The CM Storm Quick Fire Rapid also feels sturdy. Each key feels perfectly crafted, and I doubt it will show any signs of wear anytime soon. The keyboard is heavy, as I mentioned before, but this is true of all mechanical keyboards. What's important is that the weight in this case isn't just from the amazing keyswitches, but also from the sturdy housing around them. Even the (removable) cable is a nice thick braided cable. This is definitely a quality keyboard, despite costing far less than most other mechanical keyboards. Mechanical keyboards usually cost over $100, but this one clocks in at just $79 on Amazon, Newegg, or a number of other retail sites. It's also been rated as one of the best keyboards you can buy, regardless of price, and made Lifehacker's top 5 list of mechanical keyboards. For costing less than the rest of them, this keyboard really hits above its weight class.
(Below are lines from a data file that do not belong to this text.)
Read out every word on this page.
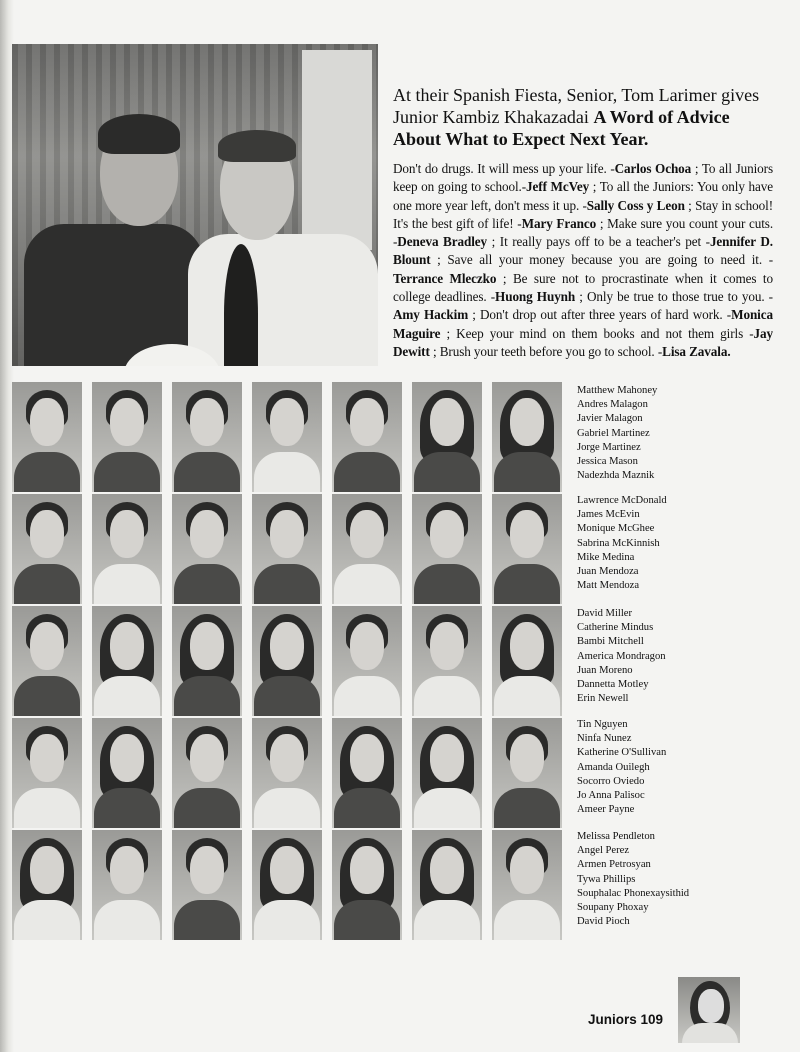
At their Spanish Fiesta, Senior, Tom Larimer gives Junior Kambiz Khakazadai A Word of Advice About What to Expect Next Year.
Don't do drugs. It will mess up your life. -Carlos Ochoa ; To all Juniors keep on going to school.-Jeff McVey ; To all the Juniors: You only have one more year left, don't mess it up. -Sally Coss y Leon ; Stay in school! It's the best gift of life! -Mary Franco ; Make sure you count your cuts. -Deneva Bradley ; It really pays off to be a teacher's pet -Jennifer D. Blount ; Save all your money because you are going to need it. -Terrance Mleczko ; Be sure not to procrastinate when it comes to college deadlines. -Huong Huynh ; Only be true to those true to you. -Amy Hackim ; Don't drop out after three years of hard work. -Monica Maguire ; Keep your mind on them books and not them girls -Jay Dewitt ; Brush your teeth before you go to school. -Lisa Zavala.
Matthew Mahoney
Andres Malagon
Javier Malagon
Gabriel Martinez
Jorge Martinez
Jessica Mason
Nadezhda Maznik
Lawrence McDonald
James McEvin
Monique McGhee
Sabrina McKinnish
Mike Medina
Juan Mendoza
Matt Mendoza
David Miller
Catherine Mindus
Bambi Mitchell
America Mondragon
Juan Moreno
Dannetta Motley
Erin Newell
Tin Nguyen
Ninfa Nunez
Katherine O'Sullivan
Amanda Ouilegh
Socorro Oviedo
Jo Anna Palisoc
Ameer Payne
Melissa Pendleton
Angel Perez
Armen Petrosyan
Tywa Phillips
Souphalac Phonexaysithid
Soupany Phoxay
David Pioch
Juniors 109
I love this keyboard, I really do. The complaints I have are valid, especially those for the iPad, but they pale in comparison to the excellent typing feel this keyboard provides. It's a sturdy keyboard for office warriors and gamers alike, and will be at home on virtually every desk. I wish I could carry it with me everywhere so I never have to use an inferior keyboard again. Alas, it's too big and heavy for that. Mechanical keyboards are a bit pricy, but I recommend them to people who type a lot and want more from the experience. If you're looking to upgrade your keyboard to the best kind of keyboard, the CM Storm QuickFire Rapid with keyswitches of your choosing would make a fantastic choice. This has been one of those purchases that I definitely don't regret, and I'm very happy with it. I can't recommend a mechanical keyboard enough, and that goes double for the CM Storm QuickFire Rapid. You can find it on Amazon here.
My Rating: 4.5 / 5
Nearly perfect. Issues with Mac OS and iOS detract from an otherwise sublime experience.